So much for a lull the weekend after New Year's. All three shows I went to this past weekend were packed to the gills. Even cooler than the sold-out crowds was the fact that the performers I saw came from very different eras -- with a whopping five decades separating the two acts I saw on Friday.

Night Moves (Friday 7th Street Entry): The second band in a hipster-heavy lineup for Buffalo Moon's homecoming party, Night Moves was probably the main reason for the sell-out. The young, vaguely dancey and twangy psychedelic band is keeping up local appearances awaiting U.K. buzzmaker label Domino Records' summer re-release of its self-made debut record. No surprise, the lads are getting better as a result. Many of the songs off their album, "Colored Emotions," featured extra layers of atmospheric slide-guitar and heavier beats. Frontman John Pelant is singing with a little more force and drama in his voice, too, especially evident in "Headlights" and "Cosmic Titties." These guys are ready to take on the main room – which they're booked to do twice in one week two weeks from now.

Gary Burger & the Spectors (Friday, 331 Club): So much for the whole obscure rock legend thing. The singer/guitarist in the Monks – mid-'60s GIs based in Germany whose lone 1966 garage-rock album was reissued to raves in 2009 – Burger had fans lined up outside the door hoping the 331 Club's capacity would miraculously increase in the half-hour before he took the stage. KFAI's "Freewheelin'" host Jackson Buck and his wife Angie Pykonen pulled a record-geek coup in talking Burger into leaving his home in Turtle River, Minn., where he also happens to be mayor.

With his old cohorts in the Spectors as backers (also members of the Conquerors and Floorshakers), Burger sounded a little rusty in the vocal department, but he nailed his freak-plosion guitar parts. He asked the crowd for a "German welcome circa 1966" to get started. Turns out, that's a loud boo. Fans kept booing through the 14-song set, which featured the topical/war-torn "Monk Time" and "Complication" at the start and the more playful, party-centric "Drunken Maria" and "Oh, How to Do Now" later on. "We did have fun, too," Burger noted of the latter tunes. When he thanked KFAI at the end of the set, he also quipped, "Maybe next time they'll book a bigger venue." Makes sense to me.

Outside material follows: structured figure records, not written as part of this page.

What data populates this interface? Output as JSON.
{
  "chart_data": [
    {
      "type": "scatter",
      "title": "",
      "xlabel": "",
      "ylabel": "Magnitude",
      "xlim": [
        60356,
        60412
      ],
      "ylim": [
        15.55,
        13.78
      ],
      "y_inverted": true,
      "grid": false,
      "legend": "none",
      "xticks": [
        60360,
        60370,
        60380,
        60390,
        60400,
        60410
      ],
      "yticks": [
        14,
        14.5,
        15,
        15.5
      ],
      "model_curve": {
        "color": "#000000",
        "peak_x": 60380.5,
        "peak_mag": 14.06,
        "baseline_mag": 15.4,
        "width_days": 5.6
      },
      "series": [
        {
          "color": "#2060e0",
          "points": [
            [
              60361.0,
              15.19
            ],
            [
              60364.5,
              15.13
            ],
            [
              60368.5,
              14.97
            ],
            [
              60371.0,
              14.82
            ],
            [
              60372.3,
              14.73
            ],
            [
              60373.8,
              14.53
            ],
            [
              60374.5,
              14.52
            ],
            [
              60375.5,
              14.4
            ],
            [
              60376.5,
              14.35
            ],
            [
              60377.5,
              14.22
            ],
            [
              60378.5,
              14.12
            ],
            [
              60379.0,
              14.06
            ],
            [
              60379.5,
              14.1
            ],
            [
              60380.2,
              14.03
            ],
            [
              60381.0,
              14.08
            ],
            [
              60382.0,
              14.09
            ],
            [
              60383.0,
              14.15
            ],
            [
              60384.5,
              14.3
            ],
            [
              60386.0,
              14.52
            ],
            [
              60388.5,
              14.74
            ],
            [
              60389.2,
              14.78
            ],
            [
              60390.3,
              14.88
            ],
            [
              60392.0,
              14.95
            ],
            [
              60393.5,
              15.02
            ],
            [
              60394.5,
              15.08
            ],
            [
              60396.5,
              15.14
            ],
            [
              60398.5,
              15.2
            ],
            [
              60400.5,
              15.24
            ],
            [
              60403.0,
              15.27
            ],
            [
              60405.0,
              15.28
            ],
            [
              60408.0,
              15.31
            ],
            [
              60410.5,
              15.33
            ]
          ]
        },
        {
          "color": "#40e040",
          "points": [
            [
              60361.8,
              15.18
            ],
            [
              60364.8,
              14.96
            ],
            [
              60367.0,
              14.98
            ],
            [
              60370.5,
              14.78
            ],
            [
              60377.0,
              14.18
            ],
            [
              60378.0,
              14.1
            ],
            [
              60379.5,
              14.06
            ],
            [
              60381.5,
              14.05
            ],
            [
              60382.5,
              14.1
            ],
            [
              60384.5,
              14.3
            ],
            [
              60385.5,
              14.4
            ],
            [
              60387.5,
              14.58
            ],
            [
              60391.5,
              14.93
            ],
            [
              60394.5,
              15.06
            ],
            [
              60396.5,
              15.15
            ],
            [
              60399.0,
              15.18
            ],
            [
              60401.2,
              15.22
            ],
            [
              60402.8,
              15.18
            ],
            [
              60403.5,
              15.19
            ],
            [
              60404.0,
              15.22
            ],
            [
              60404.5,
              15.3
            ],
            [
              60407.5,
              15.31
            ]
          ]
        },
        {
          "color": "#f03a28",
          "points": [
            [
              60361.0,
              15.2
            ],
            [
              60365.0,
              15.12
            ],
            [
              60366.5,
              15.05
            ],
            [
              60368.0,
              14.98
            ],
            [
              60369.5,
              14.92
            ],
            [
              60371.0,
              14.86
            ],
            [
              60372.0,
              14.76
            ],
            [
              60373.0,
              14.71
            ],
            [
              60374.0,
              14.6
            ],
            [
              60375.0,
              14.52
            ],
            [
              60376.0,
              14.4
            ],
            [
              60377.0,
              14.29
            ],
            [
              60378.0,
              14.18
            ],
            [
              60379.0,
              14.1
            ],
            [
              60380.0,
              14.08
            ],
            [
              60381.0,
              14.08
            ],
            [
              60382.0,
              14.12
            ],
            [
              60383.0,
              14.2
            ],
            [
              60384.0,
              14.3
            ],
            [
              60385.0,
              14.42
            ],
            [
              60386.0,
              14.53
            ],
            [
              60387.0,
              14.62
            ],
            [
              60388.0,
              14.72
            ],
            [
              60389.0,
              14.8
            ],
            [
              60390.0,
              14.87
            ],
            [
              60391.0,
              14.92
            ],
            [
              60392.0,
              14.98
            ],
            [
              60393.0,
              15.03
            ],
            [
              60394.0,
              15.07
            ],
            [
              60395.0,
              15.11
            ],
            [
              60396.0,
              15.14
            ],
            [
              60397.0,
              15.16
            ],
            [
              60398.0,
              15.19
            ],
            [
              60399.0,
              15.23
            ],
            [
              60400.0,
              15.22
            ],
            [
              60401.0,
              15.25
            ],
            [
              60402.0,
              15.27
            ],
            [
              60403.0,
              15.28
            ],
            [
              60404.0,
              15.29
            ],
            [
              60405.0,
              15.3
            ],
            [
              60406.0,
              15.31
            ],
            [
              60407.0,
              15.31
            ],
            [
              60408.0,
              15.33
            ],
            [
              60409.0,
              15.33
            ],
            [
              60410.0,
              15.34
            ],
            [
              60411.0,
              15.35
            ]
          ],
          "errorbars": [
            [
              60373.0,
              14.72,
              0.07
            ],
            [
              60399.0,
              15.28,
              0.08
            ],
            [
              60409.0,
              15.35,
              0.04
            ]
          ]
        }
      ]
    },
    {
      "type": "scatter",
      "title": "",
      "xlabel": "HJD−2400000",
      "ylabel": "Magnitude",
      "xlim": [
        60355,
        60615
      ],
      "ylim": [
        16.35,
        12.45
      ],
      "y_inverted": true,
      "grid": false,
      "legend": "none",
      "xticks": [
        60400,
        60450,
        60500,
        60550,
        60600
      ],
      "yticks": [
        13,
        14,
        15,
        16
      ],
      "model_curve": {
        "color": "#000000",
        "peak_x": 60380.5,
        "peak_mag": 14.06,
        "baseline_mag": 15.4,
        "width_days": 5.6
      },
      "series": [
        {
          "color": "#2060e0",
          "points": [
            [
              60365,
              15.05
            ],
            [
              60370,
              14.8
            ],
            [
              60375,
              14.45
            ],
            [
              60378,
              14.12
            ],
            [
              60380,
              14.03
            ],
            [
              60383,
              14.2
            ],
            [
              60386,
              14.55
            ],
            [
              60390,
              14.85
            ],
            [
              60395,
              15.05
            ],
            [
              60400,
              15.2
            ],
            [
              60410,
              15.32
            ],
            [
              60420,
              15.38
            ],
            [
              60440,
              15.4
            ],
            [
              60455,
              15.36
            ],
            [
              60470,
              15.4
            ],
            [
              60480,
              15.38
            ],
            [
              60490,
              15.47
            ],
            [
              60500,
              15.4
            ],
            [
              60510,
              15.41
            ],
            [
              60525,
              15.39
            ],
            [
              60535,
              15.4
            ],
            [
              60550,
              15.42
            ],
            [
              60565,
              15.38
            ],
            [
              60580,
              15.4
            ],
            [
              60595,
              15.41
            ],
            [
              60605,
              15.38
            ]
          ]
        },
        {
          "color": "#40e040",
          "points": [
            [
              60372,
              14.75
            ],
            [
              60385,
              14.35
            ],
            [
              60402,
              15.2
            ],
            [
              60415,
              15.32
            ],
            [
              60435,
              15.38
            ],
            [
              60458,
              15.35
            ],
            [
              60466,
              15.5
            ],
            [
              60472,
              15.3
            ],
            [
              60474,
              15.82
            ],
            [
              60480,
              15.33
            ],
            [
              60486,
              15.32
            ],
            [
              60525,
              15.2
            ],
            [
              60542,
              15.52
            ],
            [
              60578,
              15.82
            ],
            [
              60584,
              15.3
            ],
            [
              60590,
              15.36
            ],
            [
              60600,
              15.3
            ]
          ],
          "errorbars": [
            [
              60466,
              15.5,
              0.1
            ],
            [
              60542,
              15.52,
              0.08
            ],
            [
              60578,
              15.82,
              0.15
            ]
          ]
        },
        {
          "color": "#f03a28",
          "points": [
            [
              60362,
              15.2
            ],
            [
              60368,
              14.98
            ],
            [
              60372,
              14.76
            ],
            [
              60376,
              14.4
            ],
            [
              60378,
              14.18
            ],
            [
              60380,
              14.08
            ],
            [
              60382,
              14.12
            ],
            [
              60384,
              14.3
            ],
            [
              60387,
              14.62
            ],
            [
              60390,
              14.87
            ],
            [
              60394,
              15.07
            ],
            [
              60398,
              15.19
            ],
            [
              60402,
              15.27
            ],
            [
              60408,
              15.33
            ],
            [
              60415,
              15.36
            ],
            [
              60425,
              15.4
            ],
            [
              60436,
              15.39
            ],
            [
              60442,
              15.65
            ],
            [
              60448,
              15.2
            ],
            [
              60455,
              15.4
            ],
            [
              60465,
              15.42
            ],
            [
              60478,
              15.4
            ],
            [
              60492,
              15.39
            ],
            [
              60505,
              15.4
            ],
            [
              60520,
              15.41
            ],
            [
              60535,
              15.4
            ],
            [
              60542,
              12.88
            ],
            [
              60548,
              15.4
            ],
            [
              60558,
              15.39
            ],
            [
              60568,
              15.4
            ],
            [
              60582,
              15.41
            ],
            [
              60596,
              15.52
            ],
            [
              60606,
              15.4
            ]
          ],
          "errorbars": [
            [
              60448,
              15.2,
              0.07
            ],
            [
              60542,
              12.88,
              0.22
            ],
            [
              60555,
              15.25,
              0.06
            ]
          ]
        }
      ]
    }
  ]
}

Cracker and Camper Van Beethoven (Saturday, Fine Line): The common denominator in both bands, singer/songwriter David Lowery, seemed dead-set on highlighting how far apart they are musically. Camper's opening set contrasted some of their most elegant and orchestrated tunes (the opener "All Her Favorite Fruit," "Sweethearts") with the quirkiest and punkiest ("Cowboys From Hollywood" and, of course, "Take the Skinheads Bowling"). The elder band tried out several new songs, including an especially prog-rock/Stonehenge-evoking number that Lowery introduced by saying, "We've always threatened to go on full-on Hobbit rock." The finale cover of "Pictures of Matchstick Man" certainly fit that nerd-rock bill, too.

Lowery symbolically took off his glasses and dropped the geekier elements when he returned to the stage for Cracker. After a shout-out to vets from the 34th Infantry Division Red Bulls in attendance, the band powered through its breakthrough hit "Teen Angst (What the World Needs Now)" and more wry '90s favorites such as "Don't F*** Me Up With Peace and Love," "Mr. Wrong" and "100 Flower Power Maximum." Things turned hardcore country later on with Johnny Hickman's "Lonesome Johnny Blues" and covers of "Reasons to Quit" and "Up Against the Wall Redneck Mother." The encore was then split one song apiece between Camper and Cracker, ending with a hybrid of both bands spinning through the Dead's "Loser." It wasn't a top-tier performance for either group, what with all the oddball elements, but it certainly was fun for everyone having them together on the same night.